NBP: deficyt w obrotach bieżących w sierpniu wyniósł 986 mln euro (aktl.)

#
dochodzą m.in. komentarze do danych
#

14.10.2014 16:55

14.10. Warszawa (PAP) - Deficyt w obrotach bieżących w sierpniu wyniósł 986 mln euro - podał we wtorek NBP. Deficyt za lipiec wynosił 681 mln euro. Zdaniem ekonomistów dane świadczą o słabnięciu polskiego eksportu, choć wpływ na nie miała też zmiana metodologii liczenia bilansu.

Według banku centralnego w sierpniu 2014 r. wartość eksportu towarów została oszacowana na poziomie 11 mld 560 mln euro, a importu - na 11 mld 624 mln euro.

"W sierpniu 2014 r. zarówno dynamika eksportu, jak i importu była niższa w stosunku do analogicznego okresu 2013 r., jak również w stosunku do lipca br." - zwrócił też uwagę w komunikacie NBP. Z jego danych wynika, że w porównaniu do sierpnia 2013 r. wartość polskiego eksportu towarów była niższa o 206 mln euro, czyli o 1,7 proc., natomiast import towarów zmniejszył się o 129 mln euro, czyli o 1,1 proc.

NBP podkreślił, że sierpniowy bilans płatniczy Polski został przygotowany w oparciu o nowe standardy określone przez MFW w podręczniku bilansu płatniczego i międzynarodowej pozycji inwestycyjnej BPM6.
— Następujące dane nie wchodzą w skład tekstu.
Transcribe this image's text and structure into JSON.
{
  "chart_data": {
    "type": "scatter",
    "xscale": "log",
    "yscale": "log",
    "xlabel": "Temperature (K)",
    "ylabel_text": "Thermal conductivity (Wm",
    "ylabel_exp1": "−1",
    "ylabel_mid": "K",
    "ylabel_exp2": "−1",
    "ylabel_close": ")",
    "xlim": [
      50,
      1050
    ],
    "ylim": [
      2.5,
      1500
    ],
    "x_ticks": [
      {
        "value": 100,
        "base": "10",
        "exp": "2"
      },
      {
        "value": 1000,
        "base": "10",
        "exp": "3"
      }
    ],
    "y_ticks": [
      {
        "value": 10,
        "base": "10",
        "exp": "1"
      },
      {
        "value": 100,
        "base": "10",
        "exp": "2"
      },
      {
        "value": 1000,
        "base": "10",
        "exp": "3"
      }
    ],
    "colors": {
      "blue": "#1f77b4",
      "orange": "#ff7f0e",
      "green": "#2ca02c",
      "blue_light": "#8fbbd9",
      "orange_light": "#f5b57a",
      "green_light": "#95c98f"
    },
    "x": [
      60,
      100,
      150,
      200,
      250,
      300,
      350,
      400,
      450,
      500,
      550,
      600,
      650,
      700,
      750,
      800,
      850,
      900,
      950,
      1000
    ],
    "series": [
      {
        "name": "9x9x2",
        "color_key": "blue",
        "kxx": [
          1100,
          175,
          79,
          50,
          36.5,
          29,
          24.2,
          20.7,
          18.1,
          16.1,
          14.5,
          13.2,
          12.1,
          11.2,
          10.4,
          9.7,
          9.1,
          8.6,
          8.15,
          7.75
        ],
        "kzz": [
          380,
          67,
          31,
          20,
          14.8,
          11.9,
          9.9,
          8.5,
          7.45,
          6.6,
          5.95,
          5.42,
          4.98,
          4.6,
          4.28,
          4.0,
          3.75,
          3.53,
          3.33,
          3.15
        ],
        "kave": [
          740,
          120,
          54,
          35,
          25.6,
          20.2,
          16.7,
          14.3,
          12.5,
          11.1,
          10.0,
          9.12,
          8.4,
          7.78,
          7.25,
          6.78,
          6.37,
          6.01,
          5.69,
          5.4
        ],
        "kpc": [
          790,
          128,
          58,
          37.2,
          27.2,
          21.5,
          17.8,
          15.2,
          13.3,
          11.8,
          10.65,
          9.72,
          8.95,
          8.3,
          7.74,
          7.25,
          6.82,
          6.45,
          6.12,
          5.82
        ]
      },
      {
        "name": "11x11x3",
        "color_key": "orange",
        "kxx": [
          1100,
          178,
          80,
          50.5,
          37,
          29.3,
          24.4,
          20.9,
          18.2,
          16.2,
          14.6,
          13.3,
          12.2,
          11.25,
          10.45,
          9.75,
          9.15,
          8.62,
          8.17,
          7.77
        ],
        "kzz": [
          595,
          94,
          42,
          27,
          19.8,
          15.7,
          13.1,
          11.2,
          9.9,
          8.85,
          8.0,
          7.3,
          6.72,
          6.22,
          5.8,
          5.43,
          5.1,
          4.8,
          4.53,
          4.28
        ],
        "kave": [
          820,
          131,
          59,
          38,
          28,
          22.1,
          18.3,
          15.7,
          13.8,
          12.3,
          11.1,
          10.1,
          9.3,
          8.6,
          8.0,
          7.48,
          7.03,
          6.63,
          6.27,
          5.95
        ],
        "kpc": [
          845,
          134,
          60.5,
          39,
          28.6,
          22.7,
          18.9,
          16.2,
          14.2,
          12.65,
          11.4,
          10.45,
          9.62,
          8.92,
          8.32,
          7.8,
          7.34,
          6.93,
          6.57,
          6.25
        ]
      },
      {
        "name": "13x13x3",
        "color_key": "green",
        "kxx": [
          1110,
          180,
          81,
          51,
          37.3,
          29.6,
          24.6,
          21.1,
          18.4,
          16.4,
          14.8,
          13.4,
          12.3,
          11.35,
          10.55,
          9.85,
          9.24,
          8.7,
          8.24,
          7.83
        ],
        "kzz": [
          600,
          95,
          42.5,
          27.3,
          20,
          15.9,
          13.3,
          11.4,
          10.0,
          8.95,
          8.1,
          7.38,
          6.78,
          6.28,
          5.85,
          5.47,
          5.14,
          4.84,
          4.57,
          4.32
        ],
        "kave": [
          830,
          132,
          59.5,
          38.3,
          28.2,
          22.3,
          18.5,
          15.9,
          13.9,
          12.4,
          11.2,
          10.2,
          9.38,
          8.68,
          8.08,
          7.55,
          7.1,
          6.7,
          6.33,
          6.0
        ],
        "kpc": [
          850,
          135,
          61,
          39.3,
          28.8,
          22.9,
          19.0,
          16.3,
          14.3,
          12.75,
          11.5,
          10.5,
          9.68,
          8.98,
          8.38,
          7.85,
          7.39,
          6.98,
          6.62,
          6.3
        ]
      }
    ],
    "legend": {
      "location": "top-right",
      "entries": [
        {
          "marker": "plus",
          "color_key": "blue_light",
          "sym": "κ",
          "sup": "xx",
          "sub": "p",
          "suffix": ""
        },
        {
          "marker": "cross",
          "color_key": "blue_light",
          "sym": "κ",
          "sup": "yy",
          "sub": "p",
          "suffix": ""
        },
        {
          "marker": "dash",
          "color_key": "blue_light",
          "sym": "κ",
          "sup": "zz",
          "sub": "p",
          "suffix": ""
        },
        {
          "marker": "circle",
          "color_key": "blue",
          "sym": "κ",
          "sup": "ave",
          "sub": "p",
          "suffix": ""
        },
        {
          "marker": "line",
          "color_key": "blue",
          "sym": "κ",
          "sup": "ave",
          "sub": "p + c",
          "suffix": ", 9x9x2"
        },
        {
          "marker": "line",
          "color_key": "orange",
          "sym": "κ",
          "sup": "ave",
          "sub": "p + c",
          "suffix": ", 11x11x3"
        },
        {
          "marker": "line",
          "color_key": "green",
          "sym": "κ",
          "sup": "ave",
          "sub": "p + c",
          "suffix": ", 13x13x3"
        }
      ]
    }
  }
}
Zdaniem ekonomistów wzrost deficytu na rachunku obrotów bieżących wynika ze słabości eksportu, a także ze zmian metodologicznych. "Dane nie są aż tak zaskakujące w świetle piątkowych danych GUS o handlu zagranicznym. One wskazywały już na słabość eksportu" - powiedział Piotr Bujak, kierownik zespołu ekonomistów PKO BP.

"Dane pokazują słabnięcie eksportu i potwierdzają trend spadkowy. Natomiast z importem nie jest najgorzej, co pokazuje, że popyt krajowy trzyma się nieźle" - powiedział ekonomista PKO BP. "Taki wynik to głównie kwestia zmiany metodologii" - dodał Bujak.

Także zdaniem ekonomisty ING Banku Śląskiego Grzegorza Ogonka na dane mają wpływ zmiany metodologiczne, ale wyraźnie wskazują też na słabe wyniki eksportu. Ogonek jednak "byłby ostrożny" w przypisywaniu słabych wyników eksportu efektom rosyjskiego embargo. "To mogłoby odjąć kilkadziesiąt milionów euro, i to tylko przy założeniu, że te towary nie trafiły na rosyjski rynek poprzez inne kraje" - ocenił.

Z kolei Piotr Piękoś z Banku Pekao w drugiej części roku spodziewa się spowolnienia eksportu, a także, chociaż w mniejszej skali, spowolnienia importu. "Spodziewamy się utrzymującego się spowolnienia dynamiki eksportu w drugiej części roku - z jednej strony ze względu na osłabienie koniunktury w przemyśle Niemiec, który jest jednym z głównych silników napędowych dla polskiego eksportu, zaś z drugiej w związku z nałożonym przez Rosję embargiem na polskie produkty rolno-spożywcze" - napisał Piękoś w komentarzu do danych NBP.